Tuesday, August 18, 2015

Messy Grace - a book review

I recently had the pleasure of reading a review copy of Messy Grace by Caleb Kaltenbach. I was very tentative about reading this book, as I am about any book relating to the subject of homosexuality and the church. The subtitle, "how a pastor with gay parents learned to love others without sacrificing conviction", intrigued me and led me to believe the author had some credibility on this subject.

This is an issue I have wrestled with for the past 20 years, and not because of it's rising popularity and acceptance in the past few decades. Rather, a close family member of mine is gay, and our differences in opinions have caused great rifts in our relationship over the years. At times I have responded poorly (in my opinion) to the gay community because of my convictions, and for that I am very regretful. However, through Caleb's story, example and encouragement, I believe I can move forward in relationship with members of the gay community AND continue to hold on to my (not so popular) convictions.

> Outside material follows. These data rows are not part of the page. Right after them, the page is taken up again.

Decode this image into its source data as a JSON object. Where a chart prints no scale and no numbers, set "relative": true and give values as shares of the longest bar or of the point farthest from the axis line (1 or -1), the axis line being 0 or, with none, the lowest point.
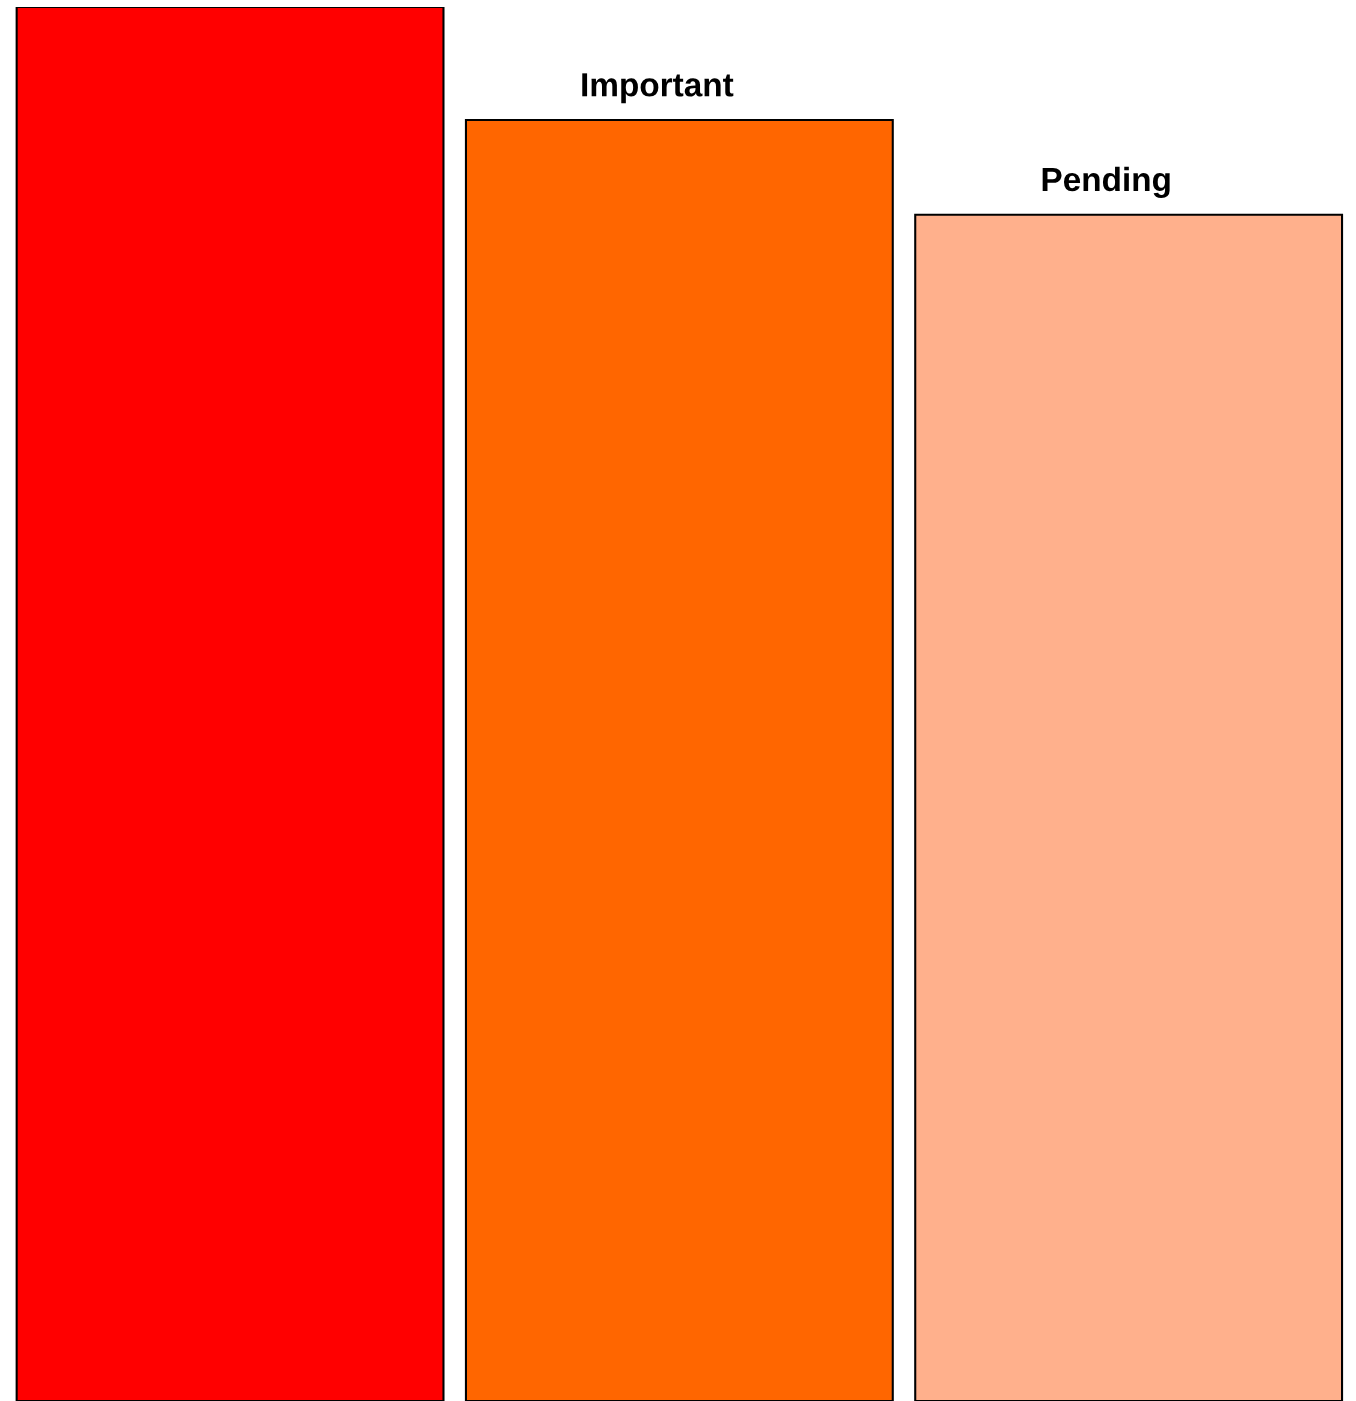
{
  "chart_data": {
    "type": "bar",
    "relative": true,
    "categories": [
      null,
      "Important",
      "Pending"
    ],
    "values": [
      1,
      0.919,
      0.851
    ],
    "colors": [
      "#ff0000",
      "#ff6600",
      "#ffb08c"
    ]
  }
}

When he was very young, Caleb's parents divorced and his mother entered into a lesbian relationship almost immediately. He spent most of his time with his mom and her partner, and was raised in the LGBT community. Although he didn't realize it until much later, his father also admitted to being gay.

Caleb's earliest memories and impressions of Christians were those people holding hate signs at the gay pride parades. As a teenager he encountered Christ, and discovered the teachings in the Bible. Eventually this led to his baptism and a call to enter the ministry as a pastor. You can imagine this decision was not popular with those who had raised him.

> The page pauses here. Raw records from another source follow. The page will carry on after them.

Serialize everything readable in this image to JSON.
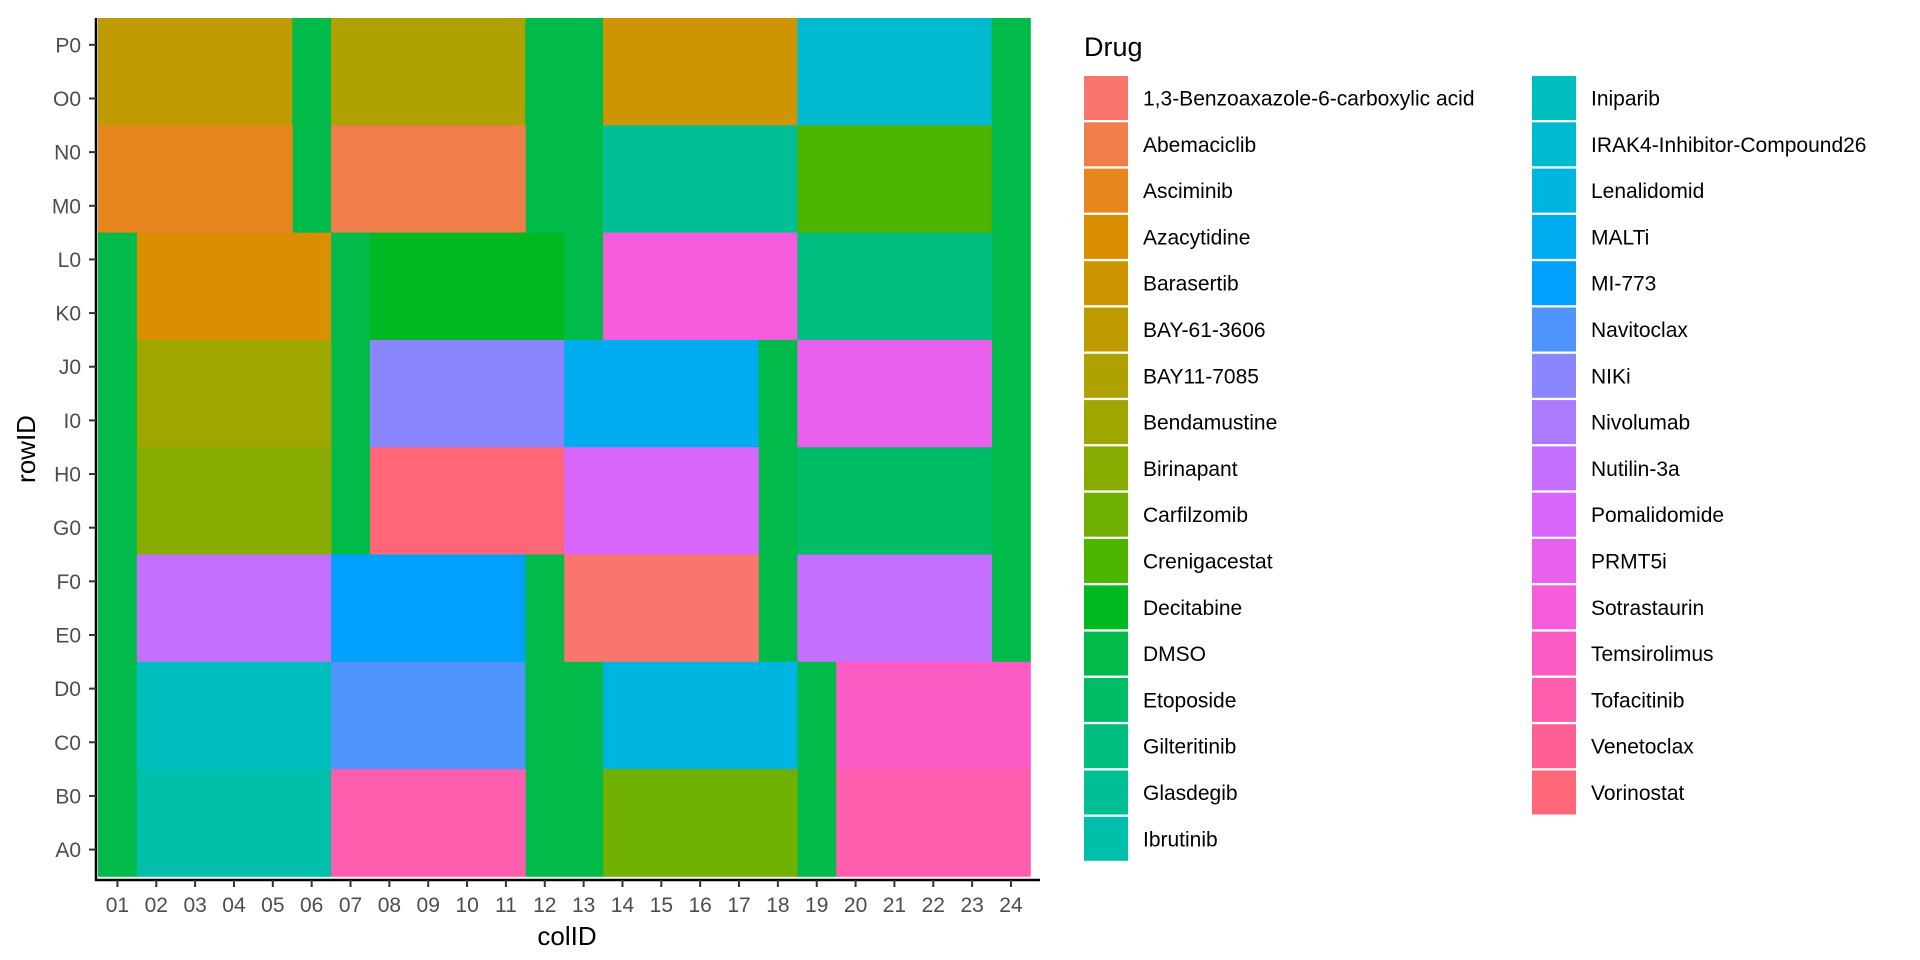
{
  "chart_data": {
    "type": "heatmap",
    "xlabel": "colID",
    "ylabel": "rowID",
    "legend_title": "Drug",
    "legend_position": "right",
    "grid": false,
    "columns": [
      "01",
      "02",
      "03",
      "04",
      "05",
      "06",
      "07",
      "08",
      "09",
      "10",
      "11",
      "12",
      "13",
      "14",
      "15",
      "16",
      "17",
      "18",
      "19",
      "20",
      "21",
      "22",
      "23",
      "24"
    ],
    "rows": [
      "P0",
      "O0",
      "N0",
      "M0",
      "L0",
      "K0",
      "J0",
      "I0",
      "H0",
      "G0",
      "F0",
      "E0",
      "D0",
      "C0",
      "B0",
      "A0"
    ],
    "legend": [
      {
        "label": "1,3-Benzoaxazole-6-carboxylic acid",
        "color": "#F8766D"
      },
      {
        "label": "Abemaciclib",
        "color": "#F07E4B"
      },
      {
        "label": "Asciminib",
        "color": "#E6861C"
      },
      {
        "label": "Azacytidine",
        "color": "#DA8E00"
      },
      {
        "label": "Barasertib",
        "color": "#CE9500"
      },
      {
        "label": "BAY-61-3606",
        "color": "#C09B00"
      },
      {
        "label": "BAY11-7085",
        "color": "#AFA100"
      },
      {
        "label": "Bendamustine",
        "color": "#9DA700"
      },
      {
        "label": "Birinapant",
        "color": "#88AC00"
      },
      {
        "label": "Carfilzomib",
        "color": "#6FB000"
      },
      {
        "label": "Crenigacestat",
        "color": "#4DB400"
      },
      {
        "label": "Decitabine",
        "color": "#00B81F"
      },
      {
        "label": "DMSO",
        "color": "#00BA4A"
      },
      {
        "label": "Etoposide",
        "color": "#00BC67"
      },
      {
        "label": "Gilteritinib",
        "color": "#00BE7F"
      },
      {
        "label": "Glasdegib",
        "color": "#00BF95"
      },
      {
        "label": "Ibrutinib",
        "color": "#00BFAA"
      },
      {
        "label": "Iniparib",
        "color": "#00BDBE"
      },
      {
        "label": "IRAK4-Inhibitor-Compound26",
        "color": "#00BAD0"
      },
      {
        "label": "Lenalidomid",
        "color": "#00B4E1"
      },
      {
        "label": "MALTi",
        "color": "#00ACF0"
      },
      {
        "label": "MI-773",
        "color": "#00A1FC"
      },
      {
        "label": "Navitoclax",
        "color": "#4F94FF"
      },
      {
        "label": "NIKi",
        "color": "#8A86FF"
      },
      {
        "label": "Nivolumab",
        "color": "#AB7AFF"
      },
      {
        "label": "Nutilin-3a",
        "color": "#C46FFF"
      },
      {
        "label": "Pomalidomide",
        "color": "#D966FB"
      },
      {
        "label": "PRMT5i",
        "color": "#EA60EE"
      },
      {
        "label": "Sotrastaurin",
        "color": "#F55CDB"
      },
      {
        "label": "Temsirolimus",
        "color": "#FD5BC4"
      },
      {
        "label": "Tofacitinib",
        "color": "#FF5DAD"
      },
      {
        "label": "Venetoclax",
        "color": "#FF6093"
      },
      {
        "label": "Vorinostat",
        "color": "#FF6779"
      }
    ],
    "blocks": [
      {
        "drug": "BAY-61-3606",
        "rows": [
          "P0",
          "O0"
        ],
        "cols": [
          "01",
          "02",
          "03",
          "04",
          "05"
        ]
      },
      {
        "drug": "DMSO",
        "rows": [
          "P0",
          "O0",
          "N0",
          "M0"
        ],
        "cols": [
          "06"
        ]
      },
      {
        "drug": "BAY11-7085",
        "rows": [
          "P0",
          "O0"
        ],
        "cols": [
          "07",
          "08",
          "09",
          "10",
          "11"
        ]
      },
      {
        "drug": "DMSO",
        "rows": [
          "P0",
          "O0",
          "N0",
          "M0"
        ],
        "cols": [
          "12",
          "13"
        ]
      },
      {
        "drug": "Barasertib",
        "rows": [
          "P0",
          "O0"
        ],
        "cols": [
          "14",
          "15",
          "16",
          "17",
          "18"
        ]
      },
      {
        "drug": "IRAK4-Inhibitor-Compound26",
        "rows": [
          "P0",
          "O0"
        ],
        "cols": [
          "19",
          "20",
          "21",
          "22",
          "23"
        ]
      },
      {
        "drug": "DMSO",
        "rows": [
          "P0",
          "O0",
          "N0",
          "M0",
          "L0",
          "K0",
          "J0",
          "I0",
          "H0",
          "G0",
          "F0",
          "E0"
        ],
        "cols": [
          "24"
        ]
      },
      {
        "drug": "Asciminib",
        "rows": [
          "N0",
          "M0"
        ],
        "cols": [
          "01",
          "02",
          "03",
          "04",
          "05"
        ]
      },
      {
        "drug": "Abemaciclib",
        "rows": [
          "N0",
          "M0"
        ],
        "cols": [
          "07",
          "08",
          "09",
          "10",
          "11"
        ]
      },
      {
        "drug": "Glasdegib",
        "rows": [
          "N0",
          "M0"
        ],
        "cols": [
          "14",
          "15",
          "16",
          "17",
          "18"
        ]
      },
      {
        "drug": "Crenigacestat",
        "rows": [
          "N0",
          "M0"
        ],
        "cols": [
          "19",
          "20",
          "21",
          "22",
          "23"
        ]
      },
      {
        "drug": "DMSO",
        "rows": [
          "L0",
          "K0",
          "J0",
          "I0",
          "H0",
          "G0",
          "F0",
          "E0",
          "D0",
          "C0",
          "B0",
          "A0"
        ],
        "cols": [
          "01"
        ]
      },
      {
        "drug": "Azacytidine",
        "rows": [
          "L0",
          "K0"
        ],
        "cols": [
          "02",
          "03",
          "04",
          "05",
          "06"
        ]
      },
      {
        "drug": "DMSO",
        "rows": [
          "L0",
          "K0",
          "J0",
          "I0",
          "H0",
          "G0"
        ],
        "cols": [
          "07"
        ]
      },
      {
        "drug": "Decitabine",
        "rows": [
          "L0",
          "K0"
        ],
        "cols": [
          "08",
          "09",
          "10",
          "11",
          "12"
        ]
      },
      {
        "drug": "DMSO",
        "rows": [
          "L0",
          "K0"
        ],
        "cols": [
          "13"
        ]
      },
      {
        "drug": "Sotrastaurin",
        "rows": [
          "L0",
          "K0"
        ],
        "cols": [
          "14",
          "15",
          "16",
          "17",
          "18"
        ]
      },
      {
        "drug": "Gilteritinib",
        "rows": [
          "L0",
          "K0"
        ],
        "cols": [
          "19",
          "20",
          "21",
          "22",
          "23"
        ]
      },
      {
        "drug": "Bendamustine",
        "rows": [
          "J0",
          "I0"
        ],
        "cols": [
          "02",
          "03",
          "04",
          "05",
          "06"
        ]
      },
      {
        "drug": "NIKi",
        "rows": [
          "J0",
          "I0"
        ],
        "cols": [
          "08",
          "09",
          "10",
          "11",
          "12"
        ]
      },
      {
        "drug": "MALTi",
        "rows": [
          "J0",
          "I0"
        ],
        "cols": [
          "13",
          "14",
          "15",
          "16",
          "17"
        ]
      },
      {
        "drug": "DMSO",
        "rows": [
          "J0",
          "I0",
          "H0",
          "G0",
          "F0",
          "E0"
        ],
        "cols": [
          "18"
        ]
      },
      {
        "drug": "PRMT5i",
        "rows": [
          "J0",
          "I0"
        ],
        "cols": [
          "19",
          "20",
          "21",
          "22",
          "23"
        ]
      },
      {
        "drug": "Birinapant",
        "rows": [
          "H0",
          "G0"
        ],
        "cols": [
          "02",
          "03",
          "04",
          "05",
          "06"
        ]
      },
      {
        "drug": "Vorinostat",
        "rows": [
          "H0",
          "G0"
        ],
        "cols": [
          "08",
          "09",
          "10",
          "11",
          "12"
        ]
      },
      {
        "drug": "Pomalidomide",
        "rows": [
          "H0",
          "G0"
        ],
        "cols": [
          "13",
          "14",
          "15",
          "16",
          "17"
        ]
      },
      {
        "drug": "Etoposide",
        "rows": [
          "H0",
          "G0"
        ],
        "cols": [
          "19",
          "20",
          "21",
          "22",
          "23"
        ]
      },
      {
        "drug": "Nutilin-3a",
        "rows": [
          "F0",
          "E0"
        ],
        "cols": [
          "02",
          "03",
          "04",
          "05",
          "06"
        ]
      },
      {
        "drug": "MI-773",
        "rows": [
          "F0",
          "E0"
        ],
        "cols": [
          "07",
          "08",
          "09",
          "10",
          "11"
        ]
      },
      {
        "drug": "DMSO",
        "rows": [
          "F0",
          "E0"
        ],
        "cols": [
          "12"
        ]
      },
      {
        "drug": "1,3-Benzoaxazole-6-carboxylic acid",
        "rows": [
          "F0",
          "E0"
        ],
        "cols": [
          "13",
          "14",
          "15",
          "16",
          "17"
        ]
      },
      {
        "drug": "Nutilin-3a",
        "rows": [
          "F0",
          "E0"
        ],
        "cols": [
          "19",
          "20",
          "21",
          "22",
          "23"
        ]
      },
      {
        "drug": "Iniparib",
        "rows": [
          "D0",
          "C0"
        ],
        "cols": [
          "02",
          "03",
          "04",
          "05",
          "06"
        ]
      },
      {
        "drug": "Navitoclax",
        "rows": [
          "D0",
          "C0"
        ],
        "cols": [
          "07",
          "08",
          "09",
          "10",
          "11"
        ]
      },
      {
        "drug": "DMSO",
        "rows": [
          "D0",
          "C0",
          "B0",
          "A0"
        ],
        "cols": [
          "12",
          "13"
        ]
      },
      {
        "drug": "Lenalidomid",
        "rows": [
          "D0",
          "C0"
        ],
        "cols": [
          "14",
          "15",
          "16",
          "17",
          "18"
        ]
      },
      {
        "drug": "DMSO",
        "rows": [
          "D0",
          "C0",
          "B0",
          "A0"
        ],
        "cols": [
          "19"
        ]
      },
      {
        "drug": "Temsirolimus",
        "rows": [
          "D0",
          "C0"
        ],
        "cols": [
          "20",
          "21",
          "22",
          "23",
          "24"
        ]
      },
      {
        "drug": "Ibrutinib",
        "rows": [
          "B0",
          "A0"
        ],
        "cols": [
          "02",
          "03",
          "04",
          "05",
          "06"
        ]
      },
      {
        "drug": "Tofacitinib",
        "rows": [
          "B0",
          "A0"
        ],
        "cols": [
          "07",
          "08",
          "09",
          "10",
          "11"
        ]
      },
      {
        "drug": "Carfilzomib",
        "rows": [
          "B0",
          "A0"
        ],
        "cols": [
          "14",
          "15",
          "16",
          "17",
          "18"
        ]
      },
      {
        "drug": "Tofacitinib",
        "rows": [
          "B0",
          "A0"
        ],
        "cols": [
          "20",
          "21",
          "22",
          "23",
          "24"
        ]
      }
    ]
  }
}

As he weaves his story - his upbringing, his conversion and his new understandings of homosexuality - with personal examples from his relationships with those in the LGBT community, Caleb humbly shares what he has learned.

I believe everyone who reads this book will gain something. For those who hold to Biblical convictions that God's design for marriage and sexual relations is limited to one man and one woman, they will find courage to seek out relationships with those within the gay community. For those who just cannot understand why some would hold to such archaic convictions, they will find understanding for why those beliefs are held.

I found this book to be challenging and comforting. I am grateful for Caleb's story and his willingness to encourage others by sharing it.

For more information, you can access the following links:

Disclaimer: I received this book from Blogging For Books for this review. 


  1. For me, the commandment to 'love one another as I have loved you' outweighs everything else. God is love. Therefore, how can I condemn anyone's love? Jesus refused to condemn the prostitute. Who am I to judge where he would not? There are many places where the Bible seems to contradict itself and it is challenging to decide which things to believe but, if we believe Jesus was sent to establish a new covenant, how can we insist on holding to the tenants of the old one? Life is hard enough without that. Sticking with 'love one another' makes life so much easier. I hope that was the message of this book.

    1. Of course his message was one of love. In fact he defines love as the tension between grace and truth. He gives so many good examples of what love can look like when you don't necessarily see eye to eye on an issue.